Advantages of Blue Eyes
A big advantage to blue eyes is that research shows they might be linked to a lower risk of developing cataracts. Cataracts are clouding of the eye's lens. According to some studies, blue eyes may have evolved because these individuals were able to cope better with seasonal affective disorders.
About half of Americans born at the turn of the 20th century had blue eyes, according to a 2002 Loyola University study in Chicago. By mid-century that number had dropped to a third. Today only about one 1 of every 6 Americans has blue eyes, said Mark Grant, the epidemiologist who conducted the study.
Blue Eyes are More Sensitive to Light
Melanin in the iris of the eye appears to help protect the back of the eye from damage caused by UV radiation and high-energy visible “blue” light from sunlight and artificial sources of these rays.
There are plenty of blue-eyed Asians. This probably happens when the traditional blue-eyed allele comes into a family from a (possibly very distant) European ancestor. Blue eyes then resurface in a child generations later if they inherit the allele from both parents.
"In Australians of European ancestry, the percentage of eye colours are 45 percent blue-grey, 30 percent green-hazel and 25 percent brown. If you're considering non-European ancestry it is the almost completely brown eye colour."
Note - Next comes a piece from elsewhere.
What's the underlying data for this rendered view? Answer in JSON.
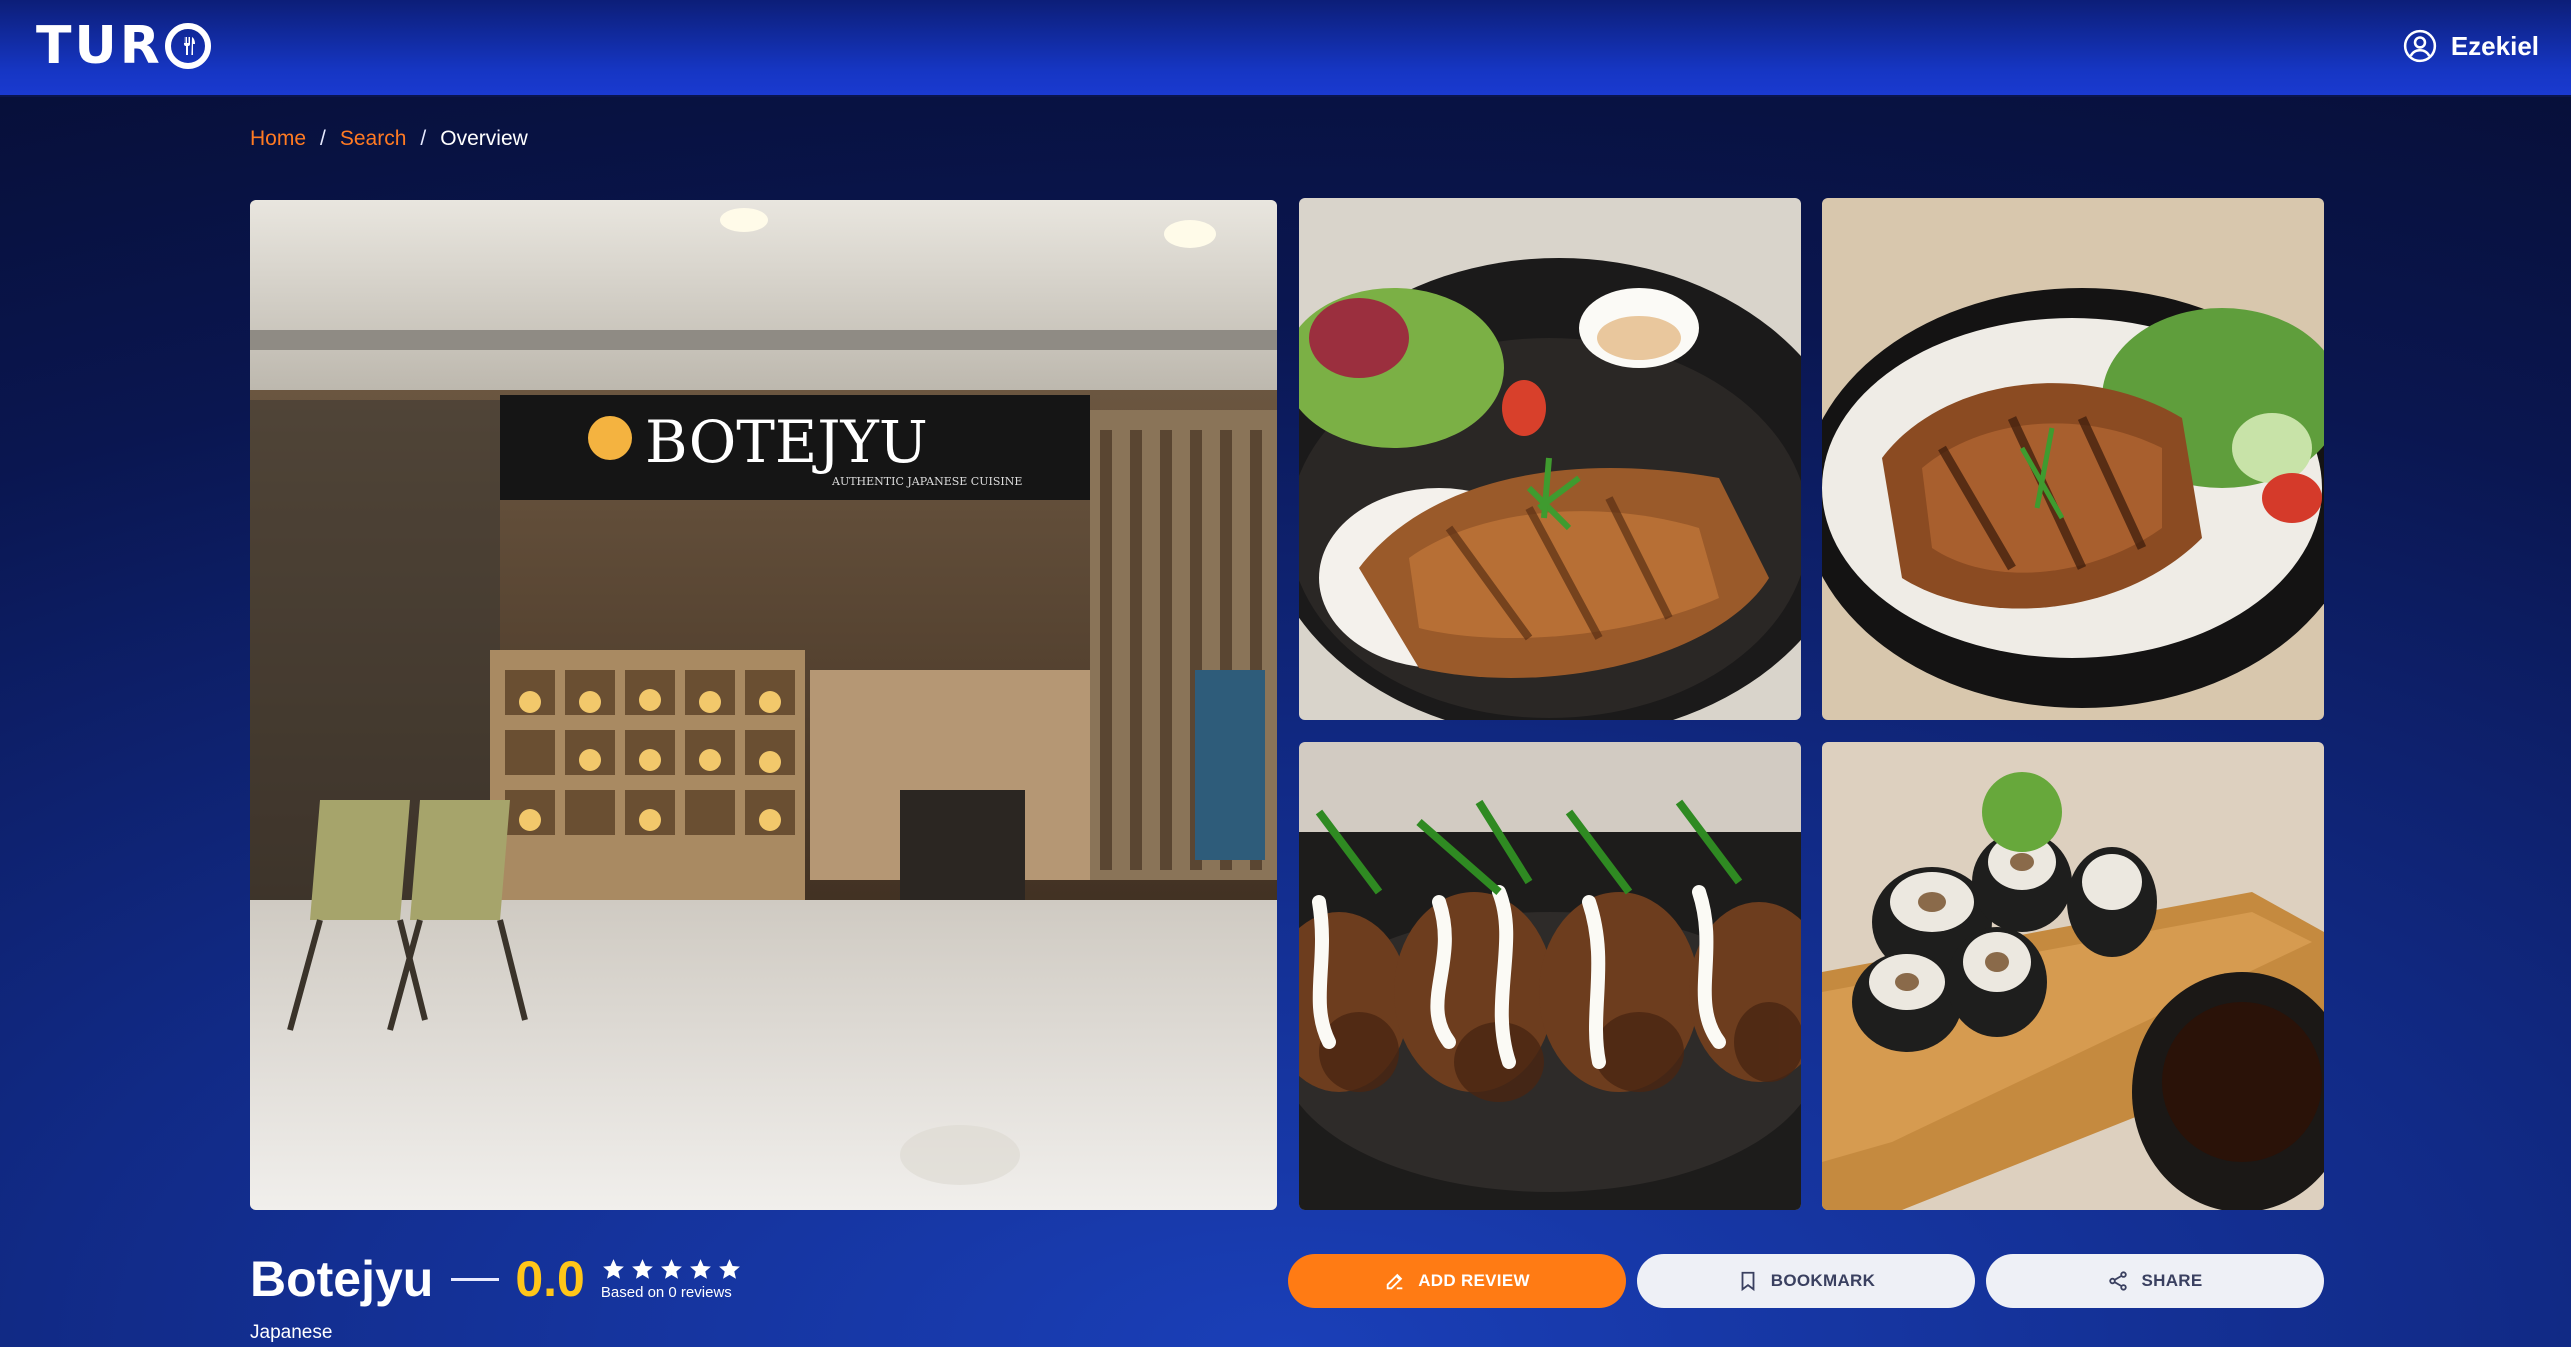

At some point, you've probably wondered what the rarest eye color is. The answer is green, according to the American Academy of Ophthalmology (AAO). Only about 2 percent of the world's population sport this shade.
Do you have brown eyes? Well, consider yourself lucky – or maybe unlucky – because you have the most common eye color in the world! Being one of the popular kids isn't the only benefit of brown eyes, some studies have actually suggested that men with brown eyes seem more trustworthy than their blue eyed counterparts.